Estou na estrada desde cedo, primeiro de ônibus, depois peguei um táxi na cidade vizinha e faz uma hora que saímos de lá. O cansaço já está tomando conta de mim, quando vejo o telhado vermelho da torre do internato, logo em seguida o portão. Despois de pagar ao motorista, me identifico e o porteiro do internato me deixa entrar. Sigo andando por uma estrada de terra, com árvores de um lado e do outro, não demora muito até que eu chegue a enorme porta de madeira do internato.

Antes de entrar no lugar respiro um pouco, só então empurro a porta e entro no salão principal. Olho para tudo e percebo que está exatamente como eu me lembro, o amplo salão principal, com os jarros grandes, estátuas e pinturas, logo depois uma escada em espiral que leva para os quartos das garotas, ando mais um pouco e chego a outra escada essa leva para os quartos dos professores, decido subir, tomar um banho e me reunir com os outros professores na sala de reuniões, desfaço minha mala, escolho uma roupa formal e desço pra sala, não antes de ver várias meninas descendo as escadas pelo corrimão, pelo visto nem o diretor mais exigente consegue fazer com que adolescentes se comportem como mini adultos, sorrio com esse pensamento e continuo descendo as escadas, me dirijo para sala de reuniões, passo por dois enormes salões antes do corredor virando a esquerda, que leva para as salas inclusive a que eu estou procurando.
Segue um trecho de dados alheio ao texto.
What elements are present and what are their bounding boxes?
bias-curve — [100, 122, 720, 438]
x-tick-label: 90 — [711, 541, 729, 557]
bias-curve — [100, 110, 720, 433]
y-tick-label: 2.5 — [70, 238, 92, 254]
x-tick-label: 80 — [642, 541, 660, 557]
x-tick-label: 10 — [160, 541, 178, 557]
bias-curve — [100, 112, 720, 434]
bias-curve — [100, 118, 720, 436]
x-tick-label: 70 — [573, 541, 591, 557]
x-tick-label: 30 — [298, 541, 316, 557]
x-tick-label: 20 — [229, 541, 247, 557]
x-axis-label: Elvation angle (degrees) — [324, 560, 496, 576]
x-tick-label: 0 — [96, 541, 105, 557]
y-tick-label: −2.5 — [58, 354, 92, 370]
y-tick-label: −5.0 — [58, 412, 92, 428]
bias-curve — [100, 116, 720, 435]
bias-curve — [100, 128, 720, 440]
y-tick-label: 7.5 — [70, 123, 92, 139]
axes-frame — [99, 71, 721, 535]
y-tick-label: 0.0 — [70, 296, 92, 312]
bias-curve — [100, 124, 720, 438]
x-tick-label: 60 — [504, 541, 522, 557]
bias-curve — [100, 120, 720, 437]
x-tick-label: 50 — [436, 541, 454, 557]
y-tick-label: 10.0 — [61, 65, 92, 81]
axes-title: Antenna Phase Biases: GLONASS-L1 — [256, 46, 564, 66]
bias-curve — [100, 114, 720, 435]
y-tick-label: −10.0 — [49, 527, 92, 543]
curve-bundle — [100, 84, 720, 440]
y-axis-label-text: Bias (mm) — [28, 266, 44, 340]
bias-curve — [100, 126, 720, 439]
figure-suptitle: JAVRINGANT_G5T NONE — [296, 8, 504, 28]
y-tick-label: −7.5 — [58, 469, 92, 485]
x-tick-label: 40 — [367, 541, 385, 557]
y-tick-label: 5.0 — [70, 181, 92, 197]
Bato na porta e alguém a abre, todos se voltaram para mim menos a diretora que permaneceu analisando uns papeis.

_ Você deve ser a nova professora de literatura e história_ ela disse, ainda sem me olhar_ está atrasada.

_ Eu peguei trânsito vindo para cá e minha contratação só foi confirmada há pouco tempo.

_ Sente-se_ e só então ela me olhou, piscou algumas vezes sem acreditar no que via, nenhuma palavra saiu da minha boca ou da dela, ficamos congeladas naquele momento e nas milhões de lembranças que tínhamos uma da outra. Eu pensei várias vezes em como seria reencontrá-la, como seria ver seus olhos castanhos e seu batom vermelho me atraindo até a sua boca, nenhuma vez seria assim, nenhuma das vezes eu sentava na minha cadeira ao lado de um homem mais velho enquanto ela permanecia imóvel, seu lábio tremendo pensando no que falar.

_ Bom...é... onde estávamos?

_ Discutindo a carga horária_ falou uma mulher sorridente.

_ Ah, obrigada Glória.

_Bom, acho que agora é melhor nos apresentar-nos para a nova professora_ disse o homem ao meu lado.

_Claro, claro eu já estava pensando nisso _ Meila disse, levemente desconcertada. _Essa é a Glória professora de arte e teatro. O homem sentado ao seu lado é o Joseph professor de Filosofia e sociologia, ele dividirá o departamento de Ciências humanas com você. Ana Clara, ciências biológicas, Guilherme, professor de física, química e matemática. E aquele perdido em outra terra é um dos professores de línguas, Gustavo. Temos outros professores, mas essa reunião é exclusiva para os chefes de departamento, assim como você. Professores, essa é a senhorita Valentina Duvall.

_Prazer em conhecer a todos.

_Não vai apresentar-se? _Glória perguntou a diretora.

_Sim, sim claro...

_Não precisa, eu já conheço a senhora diretora _disse fazendo-a ficar ainda mais desconcertada e levantando dúvidas para os colegas.

Ela pigarreou e continuou a falar da carga horária. Terminada a reunião, nós duas fomos as últimas a sair da sala. Meila levantou os olhos dos papéis que estava olhando e me encarou.

_Deseja alguma coisa professora?

Me aproximei da mesa dela com passos lentos.

_Queria saber como você está.

_Não.

_Não? _ franzi as sobrancelhas, confusa.

_Nós não fazemos isso, eu nem sabia sobre a sua contratação, pedi pra antiga chefe de departamento contratar a sua substituta, um erro que não irá mais se repetir.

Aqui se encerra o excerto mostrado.